Une interview de Michel Petrucciani dans Jazz Magazine.
Rien n’était gagné au départ pour ces deux personnages hors du commun. S’ils ont bénéficié de contextes familiaux et sociaux favorables, leur maladie hypothéquait par avance leurs chances d’une vie et d’une carrière normales.
Côté chance, le père de Stephen Hawking était biologiste et le goût du jeune Stephen pour les sciences physiques lui permettra de suivre les cours à l’université d’Oxford, à l’aide d’une bourse d’études qu’il put décrocher par son travail et son intelligence. Le père de Michel Petrucciani, lui, était un guitariste renommé. Il fut le professeur de musique de son fils et a même collaboré à plusieurs de ses albums.
Côté malchance : Stephen Hawking commence à ressentir un certain handicap physique durant sa dernière année à Oxford, lorsqu’il rentra chez ses parents pour célébrer la Noël de 1962. Des analyses permettront d’annoncer la terrible nouvelle un mois plus tard d’une sclérose latérale amyotrophique ou SLA, aussi connue aux Etats-Unis sous le nom de maladie de Lou Gehrig, et portant l’autre nom en Europe de maladie de Charcot. Quant à Michel Petrucciani, il était atteint à la naissance d’ostéogenèse imparfaite qui se caractérise par une fragilité osseuse excessive, donc par des fractures à répétition entraînant de multiples hospitalisations et séances de rééducation, et des anomalies de la dentition. Et souvent aussi une perte de l’audition, ce qui est fort gênant pour un musicien. Autre handicap : la personne atteinte de ce mal est de très petite taille.

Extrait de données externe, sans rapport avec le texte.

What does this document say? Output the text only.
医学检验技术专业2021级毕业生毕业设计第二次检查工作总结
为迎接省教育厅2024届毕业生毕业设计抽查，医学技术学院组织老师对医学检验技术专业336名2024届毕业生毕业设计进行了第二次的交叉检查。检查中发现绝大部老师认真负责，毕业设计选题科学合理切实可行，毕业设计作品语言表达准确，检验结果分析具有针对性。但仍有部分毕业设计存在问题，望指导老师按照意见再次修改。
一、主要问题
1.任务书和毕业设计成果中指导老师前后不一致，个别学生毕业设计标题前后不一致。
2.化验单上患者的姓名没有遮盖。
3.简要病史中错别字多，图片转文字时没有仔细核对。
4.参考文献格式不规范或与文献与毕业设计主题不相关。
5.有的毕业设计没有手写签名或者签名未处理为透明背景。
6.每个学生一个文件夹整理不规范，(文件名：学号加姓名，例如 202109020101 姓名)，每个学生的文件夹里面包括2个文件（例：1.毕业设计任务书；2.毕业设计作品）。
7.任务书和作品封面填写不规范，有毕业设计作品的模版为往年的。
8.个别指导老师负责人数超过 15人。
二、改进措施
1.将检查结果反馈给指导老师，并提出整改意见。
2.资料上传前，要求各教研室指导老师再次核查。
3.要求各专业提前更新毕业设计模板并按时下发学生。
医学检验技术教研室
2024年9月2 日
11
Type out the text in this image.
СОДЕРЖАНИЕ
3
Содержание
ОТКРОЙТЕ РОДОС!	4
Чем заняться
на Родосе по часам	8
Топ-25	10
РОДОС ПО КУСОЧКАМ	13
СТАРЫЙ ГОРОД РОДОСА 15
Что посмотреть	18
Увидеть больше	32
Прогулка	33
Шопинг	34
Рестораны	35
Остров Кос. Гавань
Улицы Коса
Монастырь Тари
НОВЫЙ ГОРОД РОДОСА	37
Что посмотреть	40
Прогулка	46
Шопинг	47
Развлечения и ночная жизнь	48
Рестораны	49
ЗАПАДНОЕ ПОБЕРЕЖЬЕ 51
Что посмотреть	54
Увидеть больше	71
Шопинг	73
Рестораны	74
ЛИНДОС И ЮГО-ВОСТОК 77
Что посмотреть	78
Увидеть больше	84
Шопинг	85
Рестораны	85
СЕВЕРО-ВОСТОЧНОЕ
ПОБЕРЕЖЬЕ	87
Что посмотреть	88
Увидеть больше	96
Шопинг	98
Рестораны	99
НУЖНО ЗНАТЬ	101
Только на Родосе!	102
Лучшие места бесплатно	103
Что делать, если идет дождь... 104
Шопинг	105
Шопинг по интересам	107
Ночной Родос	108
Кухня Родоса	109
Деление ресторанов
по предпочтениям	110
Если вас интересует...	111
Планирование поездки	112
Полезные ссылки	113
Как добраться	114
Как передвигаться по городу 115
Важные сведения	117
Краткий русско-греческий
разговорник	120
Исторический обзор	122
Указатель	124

Le physicien Stephen Hawking survit grâce aux vitamines, à l’assistance de dix infirmières, et à un appareillage très sophistiqué qui lui permet de communiquer : une interface appelée le "Clicker" qui lui permet de sélectionner des lettres et des mots sur un clavier et de les afficher sur l’écran de son ordinateur. Hawking parvient même à enseigner et à faire des conférences ! Michel Petrucciani, lui, a disparu en 1999, emporté par la maladie et les efforts surhumains qu’il a dû déployer dans une série de concerts très éprouvants.
Ces deux exemples nous montrent bien sûr que la volonté individuelle de se dépasser et la capacité à s’adapter sont un ressort puissant de lutte contre l’adversité et parfois de réussite exceptionnelle. Mais ils témoignent surtout en faveur de la lutte quotidienne de toutes les personnes qui vivent avec ces maladies rares handicapantes et mortelles et qui apportent une richesse à l’humanité. Ils plaident aussi pour une recherche sans relâche des solutions et des remèdes.